Makineli tüfekli yeni korumalar ihtiyarı sorguya çekmişler...
-“Sen kiminle alay ediyorsun? Sen çocukken başbakan henüz doğmamıştı bile...”
-“İşte onun için teşekkür ediyorum ya!...”
 
HIYAR!
Külyutmaz bir parti başkanı ve başkan yardımcısı seçim kampanyası sonrası seçim günü akşamı oylarını atarlar.
Deniz kıyısında güzel bir yemek yerler.
Bir şişe de şarabı devirirler ve kamp çadırında ertesi gün ile ilgili hayaller kurarak uykuya dalarlar.
Birkaç saat sonra parti başkanı uyanır ve yardımcısını dürtükler:
-“Yukarıya bak ve bana ne gördüğünü söyle!”
Yardımcı cevap verir:
-“Milyonlarca yıldız görüyorum.”
Lider sorar:
-“Bu sana neyi gösteriyor?”
Yardımcısı, uyku mahmurluğu ve yalakalık arası bir modda, liderinin güzel şeyler duymak isteyeceğini düşünerek cevap verir:
-“Efendim gökyüzünde partimizin burcunun yüzlerce yıldızda parıldadığını görüyorum, pazartesi belediye bizim olacak” der.

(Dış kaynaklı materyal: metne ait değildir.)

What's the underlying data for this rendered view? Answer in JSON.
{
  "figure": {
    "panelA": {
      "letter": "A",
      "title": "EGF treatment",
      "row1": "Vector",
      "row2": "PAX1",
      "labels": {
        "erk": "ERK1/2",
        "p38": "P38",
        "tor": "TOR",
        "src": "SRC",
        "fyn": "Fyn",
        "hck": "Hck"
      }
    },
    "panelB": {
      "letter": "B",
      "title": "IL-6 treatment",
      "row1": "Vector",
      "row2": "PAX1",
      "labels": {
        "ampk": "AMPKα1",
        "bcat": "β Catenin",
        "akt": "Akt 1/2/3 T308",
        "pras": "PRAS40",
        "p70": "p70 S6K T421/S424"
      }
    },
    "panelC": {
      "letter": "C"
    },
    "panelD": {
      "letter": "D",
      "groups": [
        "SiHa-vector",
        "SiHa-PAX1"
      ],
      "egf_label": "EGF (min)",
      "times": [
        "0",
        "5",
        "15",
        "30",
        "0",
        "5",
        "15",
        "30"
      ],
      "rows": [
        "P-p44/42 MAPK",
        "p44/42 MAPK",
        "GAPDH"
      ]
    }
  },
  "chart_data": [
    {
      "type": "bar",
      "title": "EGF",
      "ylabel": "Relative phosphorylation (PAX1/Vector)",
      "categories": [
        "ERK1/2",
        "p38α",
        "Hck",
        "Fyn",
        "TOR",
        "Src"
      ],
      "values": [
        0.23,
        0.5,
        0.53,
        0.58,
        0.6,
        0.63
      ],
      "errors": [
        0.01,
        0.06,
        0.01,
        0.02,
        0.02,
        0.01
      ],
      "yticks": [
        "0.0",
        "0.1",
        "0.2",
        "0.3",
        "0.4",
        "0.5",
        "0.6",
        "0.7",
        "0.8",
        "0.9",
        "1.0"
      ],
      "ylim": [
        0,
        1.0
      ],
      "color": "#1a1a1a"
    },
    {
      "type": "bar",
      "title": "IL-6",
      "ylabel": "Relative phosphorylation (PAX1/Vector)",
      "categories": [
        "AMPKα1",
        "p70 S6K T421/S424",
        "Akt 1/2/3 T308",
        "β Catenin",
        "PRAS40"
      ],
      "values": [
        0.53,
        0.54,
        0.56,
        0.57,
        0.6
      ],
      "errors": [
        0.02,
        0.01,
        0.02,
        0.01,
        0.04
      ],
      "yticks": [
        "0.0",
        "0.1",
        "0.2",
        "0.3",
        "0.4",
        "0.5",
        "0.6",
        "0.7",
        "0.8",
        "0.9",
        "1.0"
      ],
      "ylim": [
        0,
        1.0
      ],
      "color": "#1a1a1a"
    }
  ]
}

Lider, yardımcısını sabırla dinlemiştir ama artık dayanamaz:
-“Ulan hıyar… Ne yıldızı, ne parlaması, ne belediyesi? Çadırımızı araklamışlar görmüyor musun?”
 
DÜZEN
Ecevit 1997 yılı seçim kampanyasında konuşuyormuş;
-“Bu düzen değişecektiiir…”
Kalabalığın içinden bir vatandaş bağırmış;
-“Düzen hayatından memnun, düzülen ne zaman değişecek?”
 
HAVA
Karadeniz’de bir siyasetçi sünnet düğünü yapacaktır.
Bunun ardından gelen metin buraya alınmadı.